All of the Belongers struck Rye as a little rough around the edges. They were generally large people, robust through the shoulders and hips but not soft, with weathered faces and eyes that brimmed with life. Many had painted their faces in colors that matched the kilts of the men and women on the seawalls. She saw quite a bit of red hair, which was uncommon back in Drowning. She finally understood where Lottie's raggedy mop came from.

“Is it some sort of competition?” Quinn asked.

“It's
the
competition,” Hendry clarified. “To determine which of the three clans will govern Pest for the next year. The Tarvishes, Dunners, or Gillys, although the families are all jumbled now anyway so the names really aren't important. What matters is whether it's the Crofters, Fiddlers, or Fishers.”

Folly squinted toward the three teams on the rock walls. “How do we tell them apart?”

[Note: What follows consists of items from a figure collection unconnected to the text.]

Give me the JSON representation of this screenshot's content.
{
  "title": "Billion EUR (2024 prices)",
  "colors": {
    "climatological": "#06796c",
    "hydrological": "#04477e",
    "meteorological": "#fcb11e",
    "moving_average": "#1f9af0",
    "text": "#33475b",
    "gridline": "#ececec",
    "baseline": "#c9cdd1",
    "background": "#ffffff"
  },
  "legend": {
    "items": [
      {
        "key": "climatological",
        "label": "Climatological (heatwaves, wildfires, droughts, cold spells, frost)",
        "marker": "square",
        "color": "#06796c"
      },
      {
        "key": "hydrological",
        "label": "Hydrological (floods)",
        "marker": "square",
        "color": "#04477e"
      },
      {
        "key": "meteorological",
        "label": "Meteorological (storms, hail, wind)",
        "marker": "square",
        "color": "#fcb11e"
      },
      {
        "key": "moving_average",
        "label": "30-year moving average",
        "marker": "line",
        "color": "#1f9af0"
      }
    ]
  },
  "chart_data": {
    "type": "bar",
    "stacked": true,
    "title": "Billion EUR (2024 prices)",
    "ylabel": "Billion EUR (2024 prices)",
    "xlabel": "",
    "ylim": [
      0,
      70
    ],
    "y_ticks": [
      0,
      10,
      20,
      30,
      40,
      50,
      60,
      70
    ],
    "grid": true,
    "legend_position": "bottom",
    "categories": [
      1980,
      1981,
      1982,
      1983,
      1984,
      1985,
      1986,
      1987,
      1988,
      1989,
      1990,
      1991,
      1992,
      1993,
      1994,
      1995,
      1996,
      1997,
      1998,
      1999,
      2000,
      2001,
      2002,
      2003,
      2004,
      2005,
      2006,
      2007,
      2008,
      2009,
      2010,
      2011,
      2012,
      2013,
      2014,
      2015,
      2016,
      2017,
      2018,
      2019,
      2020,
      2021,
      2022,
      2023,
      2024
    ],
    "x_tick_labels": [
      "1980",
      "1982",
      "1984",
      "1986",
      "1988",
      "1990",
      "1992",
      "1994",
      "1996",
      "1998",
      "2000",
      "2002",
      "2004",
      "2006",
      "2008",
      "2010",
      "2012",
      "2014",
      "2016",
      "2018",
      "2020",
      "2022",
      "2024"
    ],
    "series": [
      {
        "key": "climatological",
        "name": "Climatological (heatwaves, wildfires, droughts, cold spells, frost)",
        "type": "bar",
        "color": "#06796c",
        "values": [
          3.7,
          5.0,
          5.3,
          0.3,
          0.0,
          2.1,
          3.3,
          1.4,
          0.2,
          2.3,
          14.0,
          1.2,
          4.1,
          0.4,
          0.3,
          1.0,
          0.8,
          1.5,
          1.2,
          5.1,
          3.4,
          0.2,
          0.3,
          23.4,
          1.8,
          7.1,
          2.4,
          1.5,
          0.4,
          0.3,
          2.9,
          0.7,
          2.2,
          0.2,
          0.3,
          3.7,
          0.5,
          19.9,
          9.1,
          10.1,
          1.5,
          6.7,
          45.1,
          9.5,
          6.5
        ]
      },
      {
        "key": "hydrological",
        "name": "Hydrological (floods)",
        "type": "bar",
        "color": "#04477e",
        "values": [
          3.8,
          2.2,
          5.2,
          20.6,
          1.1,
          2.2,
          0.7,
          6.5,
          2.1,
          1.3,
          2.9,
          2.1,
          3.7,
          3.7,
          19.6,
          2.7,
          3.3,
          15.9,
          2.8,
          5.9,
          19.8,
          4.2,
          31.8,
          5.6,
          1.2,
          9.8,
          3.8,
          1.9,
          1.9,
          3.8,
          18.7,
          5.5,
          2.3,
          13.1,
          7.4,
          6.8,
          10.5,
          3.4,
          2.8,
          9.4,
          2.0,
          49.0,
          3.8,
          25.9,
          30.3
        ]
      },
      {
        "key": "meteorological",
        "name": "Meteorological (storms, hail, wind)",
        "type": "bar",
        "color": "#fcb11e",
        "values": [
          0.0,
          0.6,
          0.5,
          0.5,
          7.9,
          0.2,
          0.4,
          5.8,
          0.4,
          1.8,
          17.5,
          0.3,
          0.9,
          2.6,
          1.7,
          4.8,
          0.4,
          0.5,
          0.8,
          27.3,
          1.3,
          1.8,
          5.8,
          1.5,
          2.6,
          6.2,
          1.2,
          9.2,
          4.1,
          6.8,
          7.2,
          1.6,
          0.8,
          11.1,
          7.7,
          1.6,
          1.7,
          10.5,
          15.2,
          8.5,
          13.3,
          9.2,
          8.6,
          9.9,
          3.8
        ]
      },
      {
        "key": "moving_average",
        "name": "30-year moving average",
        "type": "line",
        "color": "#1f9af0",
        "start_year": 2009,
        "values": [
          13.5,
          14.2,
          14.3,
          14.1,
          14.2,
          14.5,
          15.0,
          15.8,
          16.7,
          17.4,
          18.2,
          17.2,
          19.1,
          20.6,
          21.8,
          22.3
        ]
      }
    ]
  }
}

“Well, Miss Uninvited,” Hendry said, in a way that was more of a gentle tease than a mean-spirited slur, “if you lived here you'd know. But since y'er new, the Tarvishes are the Crofters. That's them in the green-and-white tartan. Most live in the hills, tending sheep
and farming the crofts. The Gillys represent the Fishers. They're in gray-blue tartan and, as you might expect, are fisher folk.”

Rye watched as the teams of Fishers and Crofters strained at the rope.

“The Dunners—they're the Fiddlers, and you'll spot them soon enough. They're always the first ones pulled into the drink.”

“They're musicians?” Quinn asked.

“No, no,” Hendry chuckled. He waggled his fingers. “They tinker and fiddle with things. Great with their brains and thumbs, the Fiddlers—they devise ingenious crab traps and keep the waterwheel churning. But their brawn . . . not as much.”

There was a scream and a splash and most of the crowd erupted in cheers. Hendry threw up his arms, cupped his hands to his mouth and whooped and hollered. The first few members of the team in rust-colored tartan had tumbled off the rocks and into the water. Several dinghies rowed quickly from the docks to collect them before they drowned. A third of the crowd groaned and cursed, shaking their heads in resignation.